The original design involved a symmetrical main frontage of just three bays facing onto Rue de l'Ancienne-Mairie. The central bay featured a segmental headed doorway flanked by pilasters supporting a frieze. On the first floor, there was a casement window with a cornice flanked by composite order pilasters supporting an entablature and a cornice. Above the central bay, there was a clock which was supported by scrolls and surmounted by a segmental pediment. The outer bays were fenestrated in a similar style. The building was enlarged by the creation of additional end bays, slightly recessed from the original structure, in 1931.

Following significant population growth in the post-war era, the council decided to commission a modern town hall. The site they selected had originally been occupied by the old Château de Fontenay-sous-Bois, which had been the seat of Jacques Maquer, the local feudal seigneur, in the 18th century, but had since been abandoned.
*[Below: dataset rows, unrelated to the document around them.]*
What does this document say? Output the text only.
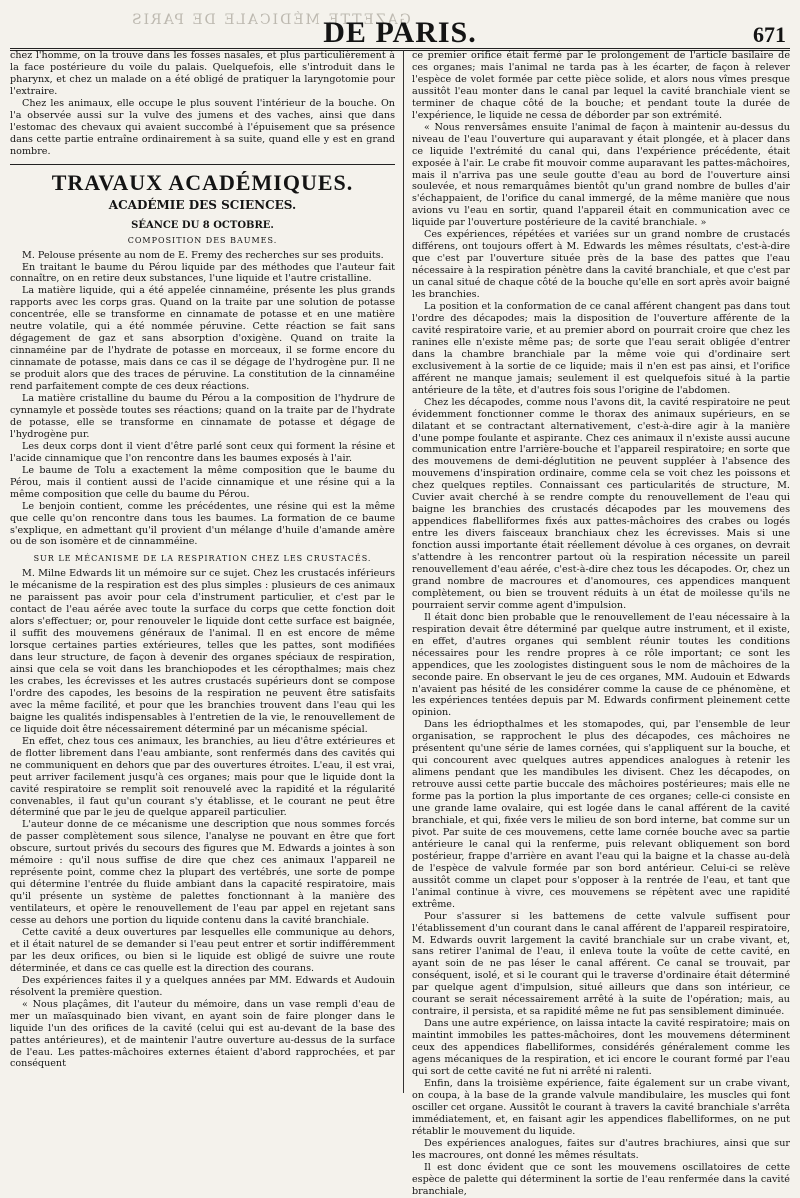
GAZETTE MÉDICALE DE PARIS
DE PARIS.	671

chez l'homme, on la trouve dans les fosses nasales, et plus particulièrement à la face postérieure du voile du palais. Quelquefois, elle s'introduit dans le pharynx, et chez un malade on a été obligé de pratiquer la laryngotomie pour l'extraire.

Chez les animaux, elle occupe le plus souvent l'intérieur de la bouche. On l'a observée aussi sur la vulve des jumens et des vaches, ainsi que dans l'estomac des chevaux qui avaient succombé à l'épuisement que sa présence dans cette partie entraîne ordinairement à sa suite, quand elle y est en grand nombre.

TRAVAUX ACADÉMIQUES.
ACADÉMIE DES SCIENCES.
SÉANCE DU 8 OCTOBRE.
COMPOSITION DES BAUMES.

M. Pelouse présente au nom de E. Fremy des recherches sur ses produits.

En traitant le baume du Pérou liquide par des méthodes que l'auteur fait connaître, on en retire deux substances, l'une liquide et l'autre cristalline.

La matière liquide, qui a été appelée cinnaméine, présente les plus grands rapports avec les corps gras. Quand on la traite par une solution de potasse concentrée, elle se transforme en cinnamate de potasse et en une matière neutre volatile, qui a été nommée péruvine. Cette réaction se fait sans dégagement de gaz et sans absorption d'oxigène. Quand on traite la cinnaméine par de l'hydrate de potasse en morceaux, il se forme encore du cinnamate de potasse, mais dans ce cas il se dégage de l'hydrogène pur. Il ne se produit alors que des traces de péruvine. La constitution de la cinnaméine rend parfaitement compte de ces deux réactions.

La matière cristalline du baume du Pérou a la composition de l'hydrure de cynnamyle et possède toutes ses réactions; quand on la traite par de l'hydrate de potasse, elle se transforme en cinnamate de potasse et dégage de l'hydrogène pur.

Les deux corps dont il vient d'être parlé sont ceux qui forment la résine et l'acide cinnamique que l'on rencontre dans les baumes exposés à l'air.

Le baume de Tolu a exactement la même composition que le baume du Pérou, mais il contient aussi de l'acide cinnamique et une résine qui a la même composition que celle du baume du Pérou.

Le benjoin contient, comme les précédentes, une résine qui est la même que celle qu'on rencontre dans tous les baumes. La formation de ce baume s'explique, en admettant qu'il provient d'un mélange d'huile d'amande amère ou de son isomère et de cinnamméine.

SUR LE MÉCANISME DE LA RESPIRATION CHEZ LES CRUSTACÉS.

M. Milne Edwards lit un mémoire sur ce sujet. Chez les crustacés inférieurs le mécanisme de la respiration est des plus simples : plusieurs de ces animaux ne paraissent pas avoir pour cela d'instrument particulier, et c'est par le contact de l'eau aérée avec toute la surface du corps que cette fonction doit alors s'effectuer; or, pour renouveler le liquide dont cette surface est baignée, il suffit des mouvemens généraux de l'animal. Il en est encore de même lorsque certaines parties extérieures, telles que les pattes, sont modifiées dans leur structure, de façon à devenir des organes spéciaux de respiration, ainsi que cela se voit dans les branchiopodes et les céropthalmes; mais chez les crabes, les écrevisses et les autres crustacés supérieurs dont se compose l'ordre des capodes, les besoins de la respiration ne peuvent être satisfaits avec la même facilité, et pour que les branchies trouvent dans l'eau qui les baigne les qualités indispensables à l'entretien de la vie, le renouvellement de ce liquide doit être nécessairement déterminé par un mécanisme spécial.

En effet, chez tous ces animaux, les branchies, au lieu d'être extérieures et de flotter librement dans l'eau ambiante, sont renfermés dans des cavités qui ne communiquent en dehors que par des ouvertures étroites. L'eau, il est vrai, peut arriver facilement jusqu'à ces organes; mais pour que le liquide dont la cavité respiratoire se remplit soit renouvelé avec la rapidité et la régularité convenables, il faut qu'un courant s'y établisse, et le courant ne peut être déterminé que par le jeu de quelque appareil particulier.

L'auteur donne de ce mécanisme une description que nous sommes forcés de passer complètement sous silence, l'analyse ne pouvant en être que fort obscure, surtout privés du secours des figures que M. Edwards a jointes à son mémoire : qu'il nous suffise de dire que chez ces animaux l'appareil ne représente point, comme chez la plupart des vertébrés, une sorte de pompe qui détermine l'entrée du fluide ambiant dans la capacité respiratoire, mais qu'il présente un système de palettes fonctionnant à la manière des ventilateurs, et opère le renouvellement de l'eau par appel en rejetant sans cesse au dehors une portion du liquide contenu dans la cavité branchiale.

Cette cavité a deux ouvertures par lesquelles elle communique au dehors, et il était naturel de se demander si l'eau peut entrer et sortir indifféremment par les deux orifices, ou bien si le liquide est obligé de suivre une route déterminée, et dans ce cas quelle est la direction des courans.

Des expériences faites il y a quelques années par MM. Edwards et Audouin résolvent la première question.

« Nous plaçâmes, dit l'auteur du mémoire, dans un vase rempli d'eau de mer un maïasquinado bien vivant, en ayant soin de faire plonger dans le liquide l'un des orifices de la cavité (celui qui est au-devant de la base des pattes antérieures), et de maintenir l'autre ouverture au-dessus de la surface de l'eau. Les pattes-mâchoires externes étaient d'abord rapprochées, et par conséquent

ce premier orifice était fermé par le prolongement de l'article basilaire de ces organes; mais l'animal ne tarda pas à les écarter, de façon à relever l'espèce de volet formée par cette pièce solide, et alors nous vîmes presque aussitôt l'eau monter dans le canal par lequel la cavité branchiale vient se terminer de chaque côté de la bouche; et pendant toute la durée de l'expérience, le liquide ne cessa de déborder par son extrémité.

« Nous renversâmes ensuite l'animal de façon à maintenir au-dessus du niveau de l'eau l'ouverture qui auparavant y était plongée, et à placer dans ce liquide l'extrémité du canal qui, dans l'expérience précédente, était exposée à l'air. Le crabe fit mouvoir comme auparavant les pattes-mâchoires, mais il n'arriva pas une seule goutte d'eau au bord de l'ouverture ainsi soulevée, et nous remarquâmes bientôt qu'un grand nombre de bulles d'air s'échappaient, de l'orifice du canal immergé, de la même manière que nous avions vu l'eau en sortir, quand l'appareil était en communication avec ce liquide par l'ouverture postérieure de la cavité branchiale. »

Ces expériences, répétées et variées sur un grand nombre de crustacés différens, ont toujours offert à M. Edwards les mêmes résultats, c'est-à-dire que c'est par l'ouverture située près de la base des pattes que l'eau nécessaire à la respiration pénètre dans la cavité branchiale, et que c'est par un canal situé de chaque côté de la bouche qu'elle en sort après avoir baigné les branchies.

La position et la conformation de ce canal afférent changent pas dans tout l'ordre des décapodes; mais la disposition de l'ouverture afférente de la cavité respiratoire varie, et au premier abord on pourrait croire que chez les ranines elle n'existe même pas; de sorte que l'eau serait obligée d'entrer dans la chambre branchiale par la même voie qui d'ordinaire sert exclusivement à la sortie de ce liquide; mais il n'en est pas ainsi, et l'orifice afférent ne manque jamais; seulement il est quelquefois situé à la partie antérieure de la tête, et d'autres fois sous l'origine de l'abdomen.

Chez les décapodes, comme nous l'avons dit, la cavité respiratoire ne peut évidemment fonctionner comme le thorax des animaux supérieurs, en se dilatant et se contractant alternativement, c'est-à-dire agir à la manière d'une pompe foulante et aspirante. Chez ces animaux il n'existe aussi aucune communication entre l'arrière-bouche et l'appareil respiratoire; en sorte que des mouvemens de demi-déglutition ne peuvent suppléer à l'absence des mouvemens d'inspiration ordinaire, comme cela se voit chez les poissons et chez quelques reptiles. Connaissant ces particularités de structure, M. Cuvier avait cherché à se rendre compte du renouvellement de l'eau qui baigne les branchies des crustacés décapodes par les mouvemens des appendices flabelliformes fixés aux pattes-mâchoires des crabes ou logés entre les divers faisceaux branchiaux chez les écrevisses. Mais si une fonction aussi importante était réellement dévolue à ces organes, on devrait s'attendre à les rencontrer partout où la respiration nécessite un pareil renouvellement d'eau aérée, c'est-à-dire chez tous les décapodes. Or, chez un grand nombre de macroures et d'anomoures, ces appendices manquent complètement, ou bien se trouvent réduits à un état de moilesse qu'ils ne pourraient servir comme agent d'impulsion.

Il était donc bien probable que le renouvellement de l'eau nécessaire à la respiration devait être déterminé par quelque autre instrument, et il existe, en effet, d'autres organes qui semblent réunir toutes les conditions nécessaires pour les rendre propres à ce rôle important; ce sont les appendices, que les zoologistes distinguent sous le nom de mâchoires de la seconde paire. En observant le jeu de ces organes, MM. Audouin et Edwards n'avaient pas hésité de les considérer comme la cause de ce phénomène, et les expériences tentées depuis par M. Edwards confirment pleinement cette opinion.

Dans les édriopthalmes et les stomapodes, qui, par l'ensemble de leur organisation, se rapprochent le plus des décapodes, ces mâchoires ne présentent qu'une série de lames cornées, qui s'appliquent sur la bouche, et qui concourent avec quelques autres appendices analogues à retenir les alimens pendant que les mandibules les divisent. Chez les décapodes, on retrouve aussi cette partie buccale des mâchoires postérieures; mais elle ne forme pas la portion la plus importante de ces organes; celle-ci consiste en une grande lame ovalaire, qui est logée dans le canal afférent de la cavité branchiale, et qui, fixée vers le milieu de son bord interne, bat comme sur un pivot. Par suite de ces mouvemens, cette lame cornée bouche avec sa partie antérieure le canal qui la renferme, puis relevant obliquement son bord postérieur, frappe d'arrière en avant l'eau qui la baigne et la chasse au-delà de l'espèce de valvule formée par son bord antérieur. Celui-ci se relève aussitôt comme un clapet pour s'opposer à la rentrée de l'eau, et tant que l'animal continue à vivre, ces mouvemens se répètent avec une rapidité extrême.

Pour s'assurer si les battemens de cette valvule suffisent pour l'établissement d'un courant dans le canal afférent de l'appareil respiratoire, M. Edwards ouvrit largement la cavité branchiale sur un crabe vivant, et, sans retirer l'animal de l'eau, il enleva toute la voûte de cette cavité, en ayant soin de ne pas léser le canal afférent. Ce canal se trouvait, par conséquent, isolé, et si le courant qui le traverse d'ordinaire était déterminé par quelque agent d'impulsion, situé ailleurs que dans son intérieur, ce courant se serait nécessairement arrêté à la suite de l'opération; mais, au contraire, il persista, et sa rapidité même ne fut pas sensiblement diminuée.

Dans une autre expérience, on laissa intacte la cavité respiratoire; mais on maintint immobiles les pattes-mâchoires, dont les mouvemens déterminent ceux des appendices flabelliformes, considérés généralement comme les agens mécaniques de la respiration, et ici encore le courant formé par l'eau qui sort de cette cavité ne fut ni arrêté ni ralenti.

Enfin, dans la troisième expérience, faite également sur un crabe vivant, on coupa, à la base de la grande valvule mandibulaire, les muscles qui font osciller cet organe. Aussitôt le courant à travers la cavité branchiale s'arrêta immédiatement, et, en faisant agir les appendices flabelliformes, on ne put rétablir le mouvement du liquide.

Des expériences analogues, faites sur d'autres brachiures, ainsi que sur les macroures, ont donné les mêmes résultats.

Il est donc évident que ce sont les mouvemens oscillatoires de cette espèce de palette qui déterminent la sortie de l'eau renfermée dans la cavité branchiale,
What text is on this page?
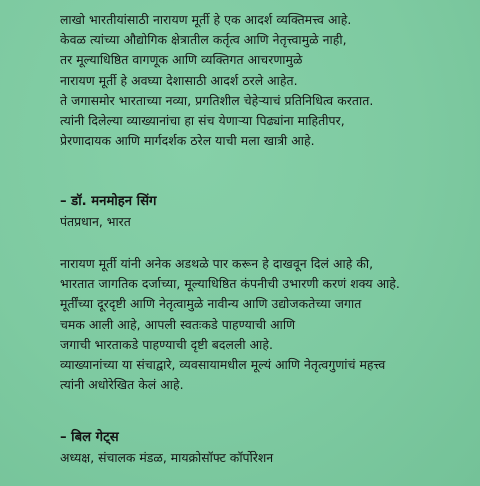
लाखो भारतीयांसाठी नारायण मूर्ती हे एक आदर्श व्यक्तिमत्त्व आहे.

केवळ त्यांच्या औद्योगिक क्षेत्रातील कर्तृत्व आणि नेतृत्त्वामुळे नाही,

तर मूल्याधिष्ठित वागणूक आणि व्यक्तिगत आचरणामुळे

नारायण मूर्ती हे अवघ्या देशासाठी आदर्श ठरले आहेत.

ते जगासमोर भारताच्या नव्या, प्रगतिशील चेहेऱ्याचं प्रतिनिधित्व करतात.

त्यांनी दिलेल्या व्याख्यानांचा हा संच येणाऱ्या पिढ्यांना माहितीपर,

प्रेरणादायक आणि मार्गदर्शक ठरेल याची मला खात्री आहे.

– डॉ. मनमोहन सिंग
पंतप्रधान, भारत

नारायण मूर्ती यांनी अनेक अडथळे पार करून हे दाखवून दिलं आहे की,

भारतात जागतिक दर्जाच्या, मूल्याधिष्ठित कंपनीची उभारणी करणं शक्य आहे.

मूर्तींच्या दूरदृष्टी आणि नेतृत्वामुळे नावीन्य आणि उद्योजकतेच्या जगात

चमक आली आहे, आपली स्वतःकडे पाहण्याची आणि

जगाची भारताकडे पाहण्याची दृष्टी बदलली आहे.

व्याख्यानांच्या या संचाद्वारे, व्यवसायामधील मूल्यं आणि नेतृत्वगुणांचं महत्त्व

त्यांनी अधोरेखित केलं आहे.

– बिल गेट्स
अध्यक्ष, संचालक मंडळ, मायक्रोसॉफ्ट कॉर्पोरेशन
The foundation stone for the new building was laid by the mayor, Louis Bayeurte, on 7 March 1971. It was designed by Henri Beauclair in the modern style, built in concrete and glass and was officially opened by the politicians, Charles Hernu, and Georges Marchais on 16 September 1973.

The design of the three-storey building involved a bare concrete stairwell on the left, a glass entrance to the left of centre, and a box type structure, clad in alternating vertical bands of aluminium and glass, enclosing the upper floors and overhanging the pavement. Internally, the principal rooms were the Salle du Conseil (council chamber), the Salles des Mariages (wedding room) and the assembly hall, all of which were double-height and separated from each other by sliding walls.